I was biased against serials, I’m ashamed to say. I was a “professional” and serials were for fan fiction. I was an idiot.

Serials are not a new paradigm, they are the old one. Charles Dickens used to write serials, so did Bradbury and Edgar Rice Burroughs. I never realized this until I immersed myself into one of my own.

Healthy, Whole Grain, Serial

If I was going to boil serial writing down to three rules (and I will), they would be these:
1)Outline everything
2)Master pacing
3)Keep a healthy buffer

Outline Everything: I believe in doing this for everything you write, even blog posts. But outlines are especially important when you’re writing a serial. Once you post an installment, it’s there forever.
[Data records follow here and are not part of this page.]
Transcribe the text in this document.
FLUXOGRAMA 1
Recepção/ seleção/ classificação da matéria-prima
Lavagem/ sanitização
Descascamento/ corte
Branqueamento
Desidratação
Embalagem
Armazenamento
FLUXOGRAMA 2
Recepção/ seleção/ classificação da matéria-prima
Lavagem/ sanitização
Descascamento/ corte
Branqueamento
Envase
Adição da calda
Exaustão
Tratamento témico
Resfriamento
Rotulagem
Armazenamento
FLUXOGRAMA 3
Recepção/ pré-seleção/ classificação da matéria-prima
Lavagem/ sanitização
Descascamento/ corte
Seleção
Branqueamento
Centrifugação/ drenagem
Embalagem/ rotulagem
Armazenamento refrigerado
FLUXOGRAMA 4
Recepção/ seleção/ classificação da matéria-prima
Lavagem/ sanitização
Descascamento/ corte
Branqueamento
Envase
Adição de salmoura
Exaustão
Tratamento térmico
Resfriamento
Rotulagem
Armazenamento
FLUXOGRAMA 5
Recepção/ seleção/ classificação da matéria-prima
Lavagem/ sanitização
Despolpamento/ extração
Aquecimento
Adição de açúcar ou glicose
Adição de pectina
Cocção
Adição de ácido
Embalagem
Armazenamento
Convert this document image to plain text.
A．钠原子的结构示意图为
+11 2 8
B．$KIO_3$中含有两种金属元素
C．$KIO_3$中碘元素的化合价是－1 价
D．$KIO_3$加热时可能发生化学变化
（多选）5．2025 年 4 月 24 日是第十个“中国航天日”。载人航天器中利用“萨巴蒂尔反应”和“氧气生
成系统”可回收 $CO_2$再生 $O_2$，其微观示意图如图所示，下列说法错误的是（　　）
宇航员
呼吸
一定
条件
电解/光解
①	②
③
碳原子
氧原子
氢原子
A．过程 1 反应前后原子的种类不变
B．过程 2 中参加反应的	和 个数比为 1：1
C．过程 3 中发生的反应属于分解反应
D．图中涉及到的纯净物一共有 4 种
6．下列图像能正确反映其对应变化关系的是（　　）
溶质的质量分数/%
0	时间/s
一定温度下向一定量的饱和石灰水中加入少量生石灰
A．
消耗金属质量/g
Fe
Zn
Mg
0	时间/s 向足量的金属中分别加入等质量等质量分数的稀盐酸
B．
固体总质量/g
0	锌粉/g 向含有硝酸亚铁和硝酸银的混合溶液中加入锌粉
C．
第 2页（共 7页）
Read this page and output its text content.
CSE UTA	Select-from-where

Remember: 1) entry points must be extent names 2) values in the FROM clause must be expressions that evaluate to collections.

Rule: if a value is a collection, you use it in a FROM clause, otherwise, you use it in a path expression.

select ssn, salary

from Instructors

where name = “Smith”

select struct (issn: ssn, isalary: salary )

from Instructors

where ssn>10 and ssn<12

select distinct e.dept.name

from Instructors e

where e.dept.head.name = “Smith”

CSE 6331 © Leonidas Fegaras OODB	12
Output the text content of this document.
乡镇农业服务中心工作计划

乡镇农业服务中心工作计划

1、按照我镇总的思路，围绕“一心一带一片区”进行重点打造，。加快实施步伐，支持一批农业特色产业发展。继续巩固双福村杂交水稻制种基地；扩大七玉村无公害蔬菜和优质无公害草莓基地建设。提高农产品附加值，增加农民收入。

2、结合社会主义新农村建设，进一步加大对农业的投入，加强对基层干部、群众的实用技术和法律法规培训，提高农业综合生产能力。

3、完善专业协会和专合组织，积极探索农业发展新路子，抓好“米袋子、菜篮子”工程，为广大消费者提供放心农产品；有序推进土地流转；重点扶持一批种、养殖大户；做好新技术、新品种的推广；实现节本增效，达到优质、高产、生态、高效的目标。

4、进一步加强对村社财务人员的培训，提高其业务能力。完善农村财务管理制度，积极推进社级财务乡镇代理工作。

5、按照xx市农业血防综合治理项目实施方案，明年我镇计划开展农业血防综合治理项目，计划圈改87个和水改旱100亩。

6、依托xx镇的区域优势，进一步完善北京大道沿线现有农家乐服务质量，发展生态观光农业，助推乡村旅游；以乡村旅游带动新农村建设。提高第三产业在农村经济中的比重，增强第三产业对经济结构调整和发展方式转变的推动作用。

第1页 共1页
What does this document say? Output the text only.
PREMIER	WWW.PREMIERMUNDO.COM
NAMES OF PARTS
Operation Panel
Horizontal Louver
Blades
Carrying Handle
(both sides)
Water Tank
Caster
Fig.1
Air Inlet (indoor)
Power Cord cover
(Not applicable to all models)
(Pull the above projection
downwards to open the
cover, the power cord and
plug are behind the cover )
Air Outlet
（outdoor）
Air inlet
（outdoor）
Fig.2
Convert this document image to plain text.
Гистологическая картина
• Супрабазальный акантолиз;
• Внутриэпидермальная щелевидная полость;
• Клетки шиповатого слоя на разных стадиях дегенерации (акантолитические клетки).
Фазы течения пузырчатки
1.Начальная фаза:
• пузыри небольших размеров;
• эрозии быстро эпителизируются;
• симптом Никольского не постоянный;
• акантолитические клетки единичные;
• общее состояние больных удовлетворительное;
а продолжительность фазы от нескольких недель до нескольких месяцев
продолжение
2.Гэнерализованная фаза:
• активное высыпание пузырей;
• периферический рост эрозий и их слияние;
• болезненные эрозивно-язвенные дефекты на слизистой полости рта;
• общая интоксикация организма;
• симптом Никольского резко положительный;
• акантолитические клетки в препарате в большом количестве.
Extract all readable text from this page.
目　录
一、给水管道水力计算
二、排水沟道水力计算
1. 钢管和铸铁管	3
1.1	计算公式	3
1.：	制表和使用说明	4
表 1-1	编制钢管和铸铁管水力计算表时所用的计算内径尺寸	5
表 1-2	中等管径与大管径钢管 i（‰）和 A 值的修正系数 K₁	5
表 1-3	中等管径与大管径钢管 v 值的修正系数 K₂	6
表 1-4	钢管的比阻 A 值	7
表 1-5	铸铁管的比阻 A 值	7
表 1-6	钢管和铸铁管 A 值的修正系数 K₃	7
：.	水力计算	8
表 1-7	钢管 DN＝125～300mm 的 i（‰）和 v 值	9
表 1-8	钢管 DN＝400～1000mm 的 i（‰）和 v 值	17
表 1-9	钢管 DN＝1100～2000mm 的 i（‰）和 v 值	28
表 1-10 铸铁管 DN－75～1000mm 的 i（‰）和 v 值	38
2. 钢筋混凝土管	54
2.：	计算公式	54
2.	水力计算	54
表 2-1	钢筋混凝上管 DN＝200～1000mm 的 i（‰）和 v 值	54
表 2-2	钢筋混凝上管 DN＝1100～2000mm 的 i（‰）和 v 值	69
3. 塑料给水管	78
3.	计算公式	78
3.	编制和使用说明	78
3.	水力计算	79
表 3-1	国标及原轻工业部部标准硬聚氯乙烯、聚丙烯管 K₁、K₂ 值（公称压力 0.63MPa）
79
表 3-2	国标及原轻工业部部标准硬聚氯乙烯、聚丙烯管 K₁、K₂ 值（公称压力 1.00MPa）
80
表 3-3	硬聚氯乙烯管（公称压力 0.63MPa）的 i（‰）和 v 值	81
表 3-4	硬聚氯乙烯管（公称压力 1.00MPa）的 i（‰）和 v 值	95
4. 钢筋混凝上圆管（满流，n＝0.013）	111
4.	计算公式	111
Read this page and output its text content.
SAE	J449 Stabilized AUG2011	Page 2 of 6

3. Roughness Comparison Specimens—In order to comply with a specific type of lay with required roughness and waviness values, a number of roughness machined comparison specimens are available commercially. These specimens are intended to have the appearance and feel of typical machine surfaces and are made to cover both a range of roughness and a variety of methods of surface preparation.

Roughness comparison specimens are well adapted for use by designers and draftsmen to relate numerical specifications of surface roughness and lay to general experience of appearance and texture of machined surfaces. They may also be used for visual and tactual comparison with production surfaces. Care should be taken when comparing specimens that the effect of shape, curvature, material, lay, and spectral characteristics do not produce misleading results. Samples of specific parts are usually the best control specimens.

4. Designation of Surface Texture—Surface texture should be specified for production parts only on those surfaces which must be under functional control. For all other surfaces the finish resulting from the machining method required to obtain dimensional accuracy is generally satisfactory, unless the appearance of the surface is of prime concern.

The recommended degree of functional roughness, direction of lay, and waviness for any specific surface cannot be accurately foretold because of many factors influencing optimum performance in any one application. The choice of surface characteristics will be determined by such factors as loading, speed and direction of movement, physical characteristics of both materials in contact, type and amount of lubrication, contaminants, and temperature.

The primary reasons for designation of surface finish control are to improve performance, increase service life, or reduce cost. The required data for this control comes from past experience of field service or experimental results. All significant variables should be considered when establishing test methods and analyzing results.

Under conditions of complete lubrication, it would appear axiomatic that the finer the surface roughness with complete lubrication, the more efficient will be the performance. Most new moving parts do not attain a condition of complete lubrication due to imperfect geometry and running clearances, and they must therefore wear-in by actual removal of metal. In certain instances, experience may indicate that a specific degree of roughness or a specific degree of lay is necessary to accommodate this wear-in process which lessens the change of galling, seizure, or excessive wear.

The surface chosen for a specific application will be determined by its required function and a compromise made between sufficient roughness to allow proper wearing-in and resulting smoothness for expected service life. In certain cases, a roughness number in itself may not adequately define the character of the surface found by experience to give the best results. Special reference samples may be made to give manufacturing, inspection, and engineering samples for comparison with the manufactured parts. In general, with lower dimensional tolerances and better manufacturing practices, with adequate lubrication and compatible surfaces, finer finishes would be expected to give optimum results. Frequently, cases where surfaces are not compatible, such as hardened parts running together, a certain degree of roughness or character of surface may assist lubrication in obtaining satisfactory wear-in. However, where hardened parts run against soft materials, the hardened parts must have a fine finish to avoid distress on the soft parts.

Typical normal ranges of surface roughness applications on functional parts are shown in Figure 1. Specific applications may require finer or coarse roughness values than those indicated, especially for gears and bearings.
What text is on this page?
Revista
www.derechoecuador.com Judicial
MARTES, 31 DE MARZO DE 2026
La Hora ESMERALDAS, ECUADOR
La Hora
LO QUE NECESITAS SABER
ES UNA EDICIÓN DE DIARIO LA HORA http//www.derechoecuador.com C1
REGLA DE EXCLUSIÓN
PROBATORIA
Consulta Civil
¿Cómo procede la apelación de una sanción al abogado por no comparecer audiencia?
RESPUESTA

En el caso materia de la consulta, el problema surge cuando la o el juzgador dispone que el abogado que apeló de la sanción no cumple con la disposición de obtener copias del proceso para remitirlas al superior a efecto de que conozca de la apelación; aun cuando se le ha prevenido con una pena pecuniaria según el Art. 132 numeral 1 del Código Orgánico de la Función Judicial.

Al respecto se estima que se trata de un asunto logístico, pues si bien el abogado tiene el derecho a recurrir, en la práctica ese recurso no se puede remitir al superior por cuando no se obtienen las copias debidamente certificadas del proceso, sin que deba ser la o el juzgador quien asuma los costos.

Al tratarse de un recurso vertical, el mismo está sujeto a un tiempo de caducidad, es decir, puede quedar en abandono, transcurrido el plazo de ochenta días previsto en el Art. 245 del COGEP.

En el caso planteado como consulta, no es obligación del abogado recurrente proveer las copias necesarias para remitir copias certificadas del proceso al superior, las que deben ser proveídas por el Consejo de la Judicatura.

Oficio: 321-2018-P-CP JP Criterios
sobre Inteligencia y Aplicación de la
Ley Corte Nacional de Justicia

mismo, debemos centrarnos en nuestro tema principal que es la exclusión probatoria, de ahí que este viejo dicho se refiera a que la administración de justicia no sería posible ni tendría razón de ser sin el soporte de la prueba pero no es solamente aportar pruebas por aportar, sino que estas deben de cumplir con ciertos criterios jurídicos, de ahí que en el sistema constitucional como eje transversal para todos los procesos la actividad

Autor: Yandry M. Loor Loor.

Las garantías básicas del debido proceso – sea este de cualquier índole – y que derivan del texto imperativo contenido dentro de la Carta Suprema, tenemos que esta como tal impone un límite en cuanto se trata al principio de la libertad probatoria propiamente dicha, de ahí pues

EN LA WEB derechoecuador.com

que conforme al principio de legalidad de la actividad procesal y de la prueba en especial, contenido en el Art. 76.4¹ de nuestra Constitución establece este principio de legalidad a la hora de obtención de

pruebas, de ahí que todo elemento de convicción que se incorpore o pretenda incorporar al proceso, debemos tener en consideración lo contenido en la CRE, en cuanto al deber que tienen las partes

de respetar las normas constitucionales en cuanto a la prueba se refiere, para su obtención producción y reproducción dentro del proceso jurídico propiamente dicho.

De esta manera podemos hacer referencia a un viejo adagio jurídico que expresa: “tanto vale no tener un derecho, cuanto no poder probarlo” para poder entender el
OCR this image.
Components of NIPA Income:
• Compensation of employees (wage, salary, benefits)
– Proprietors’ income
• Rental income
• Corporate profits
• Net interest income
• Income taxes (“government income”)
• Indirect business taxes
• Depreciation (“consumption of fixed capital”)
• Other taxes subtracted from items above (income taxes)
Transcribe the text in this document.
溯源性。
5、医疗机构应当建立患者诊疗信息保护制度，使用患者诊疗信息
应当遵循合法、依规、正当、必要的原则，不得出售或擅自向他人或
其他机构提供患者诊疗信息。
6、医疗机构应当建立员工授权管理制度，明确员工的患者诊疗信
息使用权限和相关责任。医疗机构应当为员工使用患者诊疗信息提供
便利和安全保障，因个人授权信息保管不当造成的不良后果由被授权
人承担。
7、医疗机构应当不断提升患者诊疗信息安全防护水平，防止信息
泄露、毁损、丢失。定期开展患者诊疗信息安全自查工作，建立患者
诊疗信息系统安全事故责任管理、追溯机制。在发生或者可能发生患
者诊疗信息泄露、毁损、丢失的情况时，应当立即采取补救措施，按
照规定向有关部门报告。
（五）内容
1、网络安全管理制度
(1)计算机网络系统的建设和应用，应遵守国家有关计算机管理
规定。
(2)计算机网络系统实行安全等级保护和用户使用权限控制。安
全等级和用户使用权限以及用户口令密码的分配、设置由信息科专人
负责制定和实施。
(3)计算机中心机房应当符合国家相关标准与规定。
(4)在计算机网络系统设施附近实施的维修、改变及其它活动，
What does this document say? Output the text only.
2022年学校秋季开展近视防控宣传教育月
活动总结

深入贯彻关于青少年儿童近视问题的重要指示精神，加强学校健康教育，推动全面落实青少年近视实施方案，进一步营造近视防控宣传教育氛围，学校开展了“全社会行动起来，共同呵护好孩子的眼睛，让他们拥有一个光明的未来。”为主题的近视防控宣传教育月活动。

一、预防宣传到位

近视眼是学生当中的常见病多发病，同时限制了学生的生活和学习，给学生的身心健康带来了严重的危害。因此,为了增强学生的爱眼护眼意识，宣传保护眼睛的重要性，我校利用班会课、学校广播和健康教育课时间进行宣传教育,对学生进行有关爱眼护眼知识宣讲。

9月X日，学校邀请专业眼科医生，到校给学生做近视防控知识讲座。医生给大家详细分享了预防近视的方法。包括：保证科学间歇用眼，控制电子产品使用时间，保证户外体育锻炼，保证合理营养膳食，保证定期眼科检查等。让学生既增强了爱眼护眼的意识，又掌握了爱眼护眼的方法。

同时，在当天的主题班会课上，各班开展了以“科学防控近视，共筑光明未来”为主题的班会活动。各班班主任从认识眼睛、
I feel that going back to previous entries and changing them is unfair to your readers. Make sure that what goes on that page is exactly what you want.

This includes noting the important aspects about characters, plot, and the world of the story. In Watchmage, I found that I was uncomfortable with some of the main character’s characteristics. Looking back, I would’ve written him differently (which I am doing in the novelized reboot). You can avoid my mistake with preparation.

Outlining doesn’t stop once you start writing. One of my favorite things about writing is all the interesting people, places, and things that naturally pop up as the story goes on. Make sure you add these to your notes. Don’t forget anything, because you never know what’s gonna be important a few story arcs down the line.

That said, don’t make your plot outside too rigid. Think of it more as drawing with dots, and then connecting the dots. As long as you get from plot point to plot point, it doesn’t matter how you got there.

Master Pacing: Reading online is different from reading in print. For some reason, readers will only read a certain amount before they fade out. The big complaint that I have heard is eye strain. Regardless, a good chapter in an online serial is shorter than one in a print book.

I think that 1000-1500 words is a good length for an installment. You should be able to end at the end of a scene or a cliffhanger. Don’t rely too much on either. Cliffhangers keep the reader coming back, but they get old quickly. Think “tension and release.”

The major difference between a serial and a novel is that a serial is ongoing, where a novel has a finite end. This does not, however, mean that a serial is an open-ended mess.

I grew up reading comic books and watching pro wrestling, both of which I still love. Both are great examples of serial structure. A comic might go on for decades, but it’s broken up into story arcs. A story might go on for a few months, reach its conclusion, and then move on to another arc. Wrestling is the same way. Randy Orton might be feuding with Daniel Bryan now, but in a couple of months (after Bryan does the J.O.B…wrestling fans get it) he might feud with Cody Rhodes or Fandango (yes, there is a wrestler called Fandango). This is the way that your serial should be constructed. It provides closure for the reader without ending it.

For example, Watchmage currently has two story arcs. I could easily write more, but I am rebooting it. You could read one arc and be satisfied, or you could keep going. Readers need closure. In other words: don’t get carried away by your own awesomeness.

Keep A Buffer:

Writers will argue about the length, but you should always keep a buffer of at least a few weeks. This means that you have a few weeks’ worth of story written ahead of your installments. For Watchmage, I kept an eight week buffer.

Writing is like starting a hose with your mouth: you have to do a lot of sucking before things flow. The problem is, too many serial writers post those first few sucks before they realize that they don’t fit. This is why I keep a buffer. It gives me a chance to look back and edit my work before posting it. Remember: what has been posted cannot be unposted (ok, maybe it can, but it shouldn’t).

Another reason is because life happens, and sometimes you won’t be able to hit your deadline. The buffer allows you wiggle room for when you get the flu or your dog eats a Cadbury bar.

I hope this little insight into my conversion to serial writing, and the methods to my madness, have helped. If you disagree, that’s fine too. Everyone works differently, don’t be ashamed of your own technique. Be brilliant.